Remember how Enron employees found their retirement accounts ruined because company policy blocked them from selling Enron stock while the stock was crashing? Congress is currently debating pension ''reform,'' but only of the most flagrant abuses.
But there is a much bigger story here. It isn't just that some companies irresponsibly lock up workers' retirement assets in their own stock. Fewer and fewer Americans even have secure pensions.
As recently as 1980, one American worker in two had "defined benefit" plans. All during your working life, the company built up a pension account on your behalf. At retirement, your pension, based on your pre-retirement income and years of service, was guaranteed as long as you lived.
No longer. Only one employee in four now has such coverage, mostly in old line companies and unionized ones, and their share of the work force is dwindling.
Instead, this is the age of 401(k)s. As we saw in the Enron case, these plans can be a big problem when pension holdings are concentrated in the company's own stock and the company prevents the worker from diversifying.
But that's only the most extreme problem. Unlike tried and true defined-benefit plans, 401(k) participation is optional for the employee.

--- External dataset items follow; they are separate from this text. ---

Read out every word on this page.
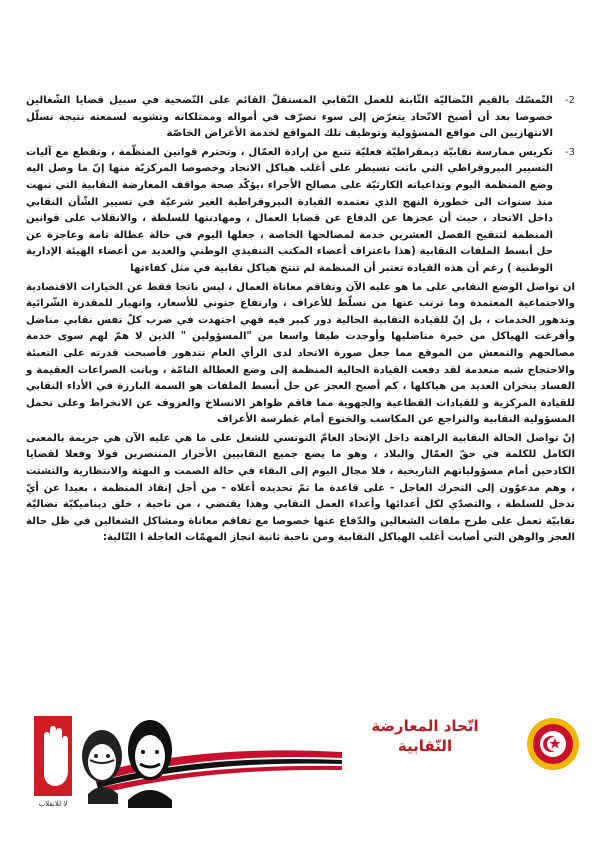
-2
التّمسّك بالقيم النّضاليّة الثّابتة للعمل النّقابي المستقلّ القائم على التّضحية في سبيل قضايا الشّغالين خصوصا بعد أن أصبح الاتّحاد يتعرّض إلى سوء تصرّف في أمواله وممتلكاته وتشويه لسمعته نتيجة تسلّل الانتهازيين الى مواقع المسؤولية وتوظيف تلك المواقع لخدمة الأغراض الخاصّة
-3
تكريس ممارسة نقابيّة ديمقراطيّة فعليّة تنبع من إرادة العمّال ، وتحترم قوانين المنظّمة ، وتقطع مع آليات التسيير البيروقراطي التي باتت تسيطر على أغلب هياكل الاتحاد وخصوصا المركزيّة منها إنّ ما وصل اليه وضع المنظمة اليوم وتداعياته الكارثيّة على مصالح الأجراء ،يؤكّد صحة مواقف المعارضة النقابية التي نبهت منذ سنوات الى خطورة النهج الذي تعتمده القيادة البيروقراطية الغير شرعيّة في تسيير الشّأن النقابي داخل الاتحاد ، حيث أن عجزها عن الدفاع عن قضايا العمال ، ومهادنتها للسلطة ، والانقلاب على قوانين المنظمة لتنقيح الفصل العشرين خدمة لمصالحها الخاصة ، جعلها اليوم في حالة عطالة تامة وعاجزة عن حل أبسط الملفات النقابية (هذا باعتراف أعضاء المكتب التنفيذي الوطني والعديد من أعضاء الهيئة الإدارية الوطنية ) رغم أن هذه القيادة تعتبر أن المنظمة لم تنتج هياكل نقابية في مثل كفاءتها
ان تواصل الوضع النقابي على ما هو عليه الآن وتفاقم معاناة العمال ، ليس ناتجا فقط عن الخيارات الاقتصادية والاجتماعية المعتمدة وما ترتب عنها من تسلّط للأعراف ، وارتفاع جنوني للأسعار، وانهيار للمقدرة الشّرائية وتدهور الخدمات ، بل إنّ للقيادة النقابية الحالية دور كبير فيه فهي اجتهدت في ضرب كلّ نفس نقابي مناضل وأفرغت الهياكل من خيرة مناضليها وأوجدت طيفا واسعا من "المسؤولين " الذين لا همّ لهم سوى خدمة مصالحهم والتمعش من الموقع مما جعل صورة الاتحاد لدى الرأي العام تتدهور فأصبحت قدرته على التعبئة والاحتجاج شبه منعدمة لقد دفعت القيادة الحالية المنظمة إلى وضع العطالة التامّة ، وباتت الصراعات العقيمة و الفساد ينخران العديد من هياكلها ، كم أصبح العجز عن حل أبسط الملفات هو السمة البارزة في الأداء النقابي للقيادة المركزية و للقيادات القطاعية والجهوية مما فاقم ظواهر الانسلاخ والعزوف عن الانخراط وعلى تحمل المسؤولية النقابية والتراجع عن المكاسب والخنوع أمام غطرسة الأعراف
إنّ تواصل الحالة النقابية الراهنة داخل الإتحاد العامّ التونسي للشغل على ما هي عليه الآن هي جريمة بالمعنى الكامل للكلمة في حقّ العمّال والبلاد ، وهو ما يضع جميع النقابيين الأحرار المنتصرين قولا وفعلا لقضايا الكادحين أمام مسؤولياتهم التاريخية ، فلا مجال اليوم إلى البقاء في حالة الصمت و البهتة والانتظارية والتشتت ، وهم مدعوّون إلى التحرك العاجل - على قاعدة ما تمّ تحديده أعلاه - من أجل إنقاذ المنظمة ، بعيدا عن أيّ تدخل للسلطة ، والتصدّي لكل أعدائها وأعداء العمل النقابي وهذا يقتضي ، من ناحية ، خلق ديناميكيّة نضاليّة نقابيّة تعمل على طرح ملفات الشغالين والدّفاع عنها خصوصا مع تفاقم معاناة ومشاكل الشغالين في ظل حالة العجز والوهن التي أصابت أغلب الهياكل النقابية ومن ناحية ثانية انجاز المهمّات العاجلة ا التّالية:
لا للانقلاب
اتّحاد المعارضة
النّقابية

The company will match a small employee contribution, say, up to 3 percent of your paycheck; if the employee wants to put in more, it all comes out of take-home pay.
There is also a tax benefit; your pension contribution is tax-deferred. But a lot of lower income employees simply can't afford to forgo the take-home pay, and thus miss out on the employer match. In addition, the employee bears all of the risk -- of the stock tanking, the market declining, or just of living too long.
Basically, what has occurred is a shifting of costs and risks from employer to employee. And the same thing is happening with health care.
The next generation of health insurance will be a defined-benefit program. The employer allows the worker a certain annual sum, say $3,000 for health insurance, and the worker is free to go out and buy coverage. But if decent insurance for a family costs $6,000, too bad.
A recent landmark study by the New York University economist Edward N. Wolff for the Economic Policy Institute shows all too vividly the impact of the shift away from traditional pension plans. Although the value of the stock market increased by 248 percent between 1989 and 1998, the typical retiree was in many respects worse off.
How can that possibly be? Despite a lot of claims about the majority of Americans now being stockholders, the typical American owns very little stock. Most 401(k) plans do not accumulate enough to live comfortably on. Compared to traditional plans, they are a bad deal (except for the company). Wolff found that in 1989, 29.9 percent of retired Americans had to live on less than half of their pre-retirement income. But by 1998 -- again, after a record stock market boom -- that percent of stressed retirees had risen to 42.5 percent. The typical (median) retirement wealth held by persons in the pre- retirement ages of 47 to 64 also declined, by 11 percent.
So the age of the 401(k) has been a bad deal for most Americans, this despite a booming stock market whose performance will not be repeated in the lifetimes of most retirees. Wolff writes, "An extraordinary 15-year run-up in stock prices at a time when public policy was encouraging expanded individual investment for retirement did not enhance income adequacy for the typical household, even when the market was at its height."
Of course, there was one part of the retirement system that worked just beautifully -- Social Security. This part of the system is the ultimate defined benefit plan. It is adjusted for inflation, it is totally portable, and it covers you as long as you live, whatever happens to the stock market.
But this one part of the retirement system that isn't broken is the part that privatizers want to "fix." They want to make it more like a 401(k) plan. Instead, says Wolff, we should be enhancing Social Security.
It would also be smart policy to require all employers to have decent pension plans, which are portable and which are controlled by independent trustees. But this idea, like Social Security, also requires government to aggressively defend the interests of present and future retirees. These government protections may be unfashionable, but we keep learning that they are essential.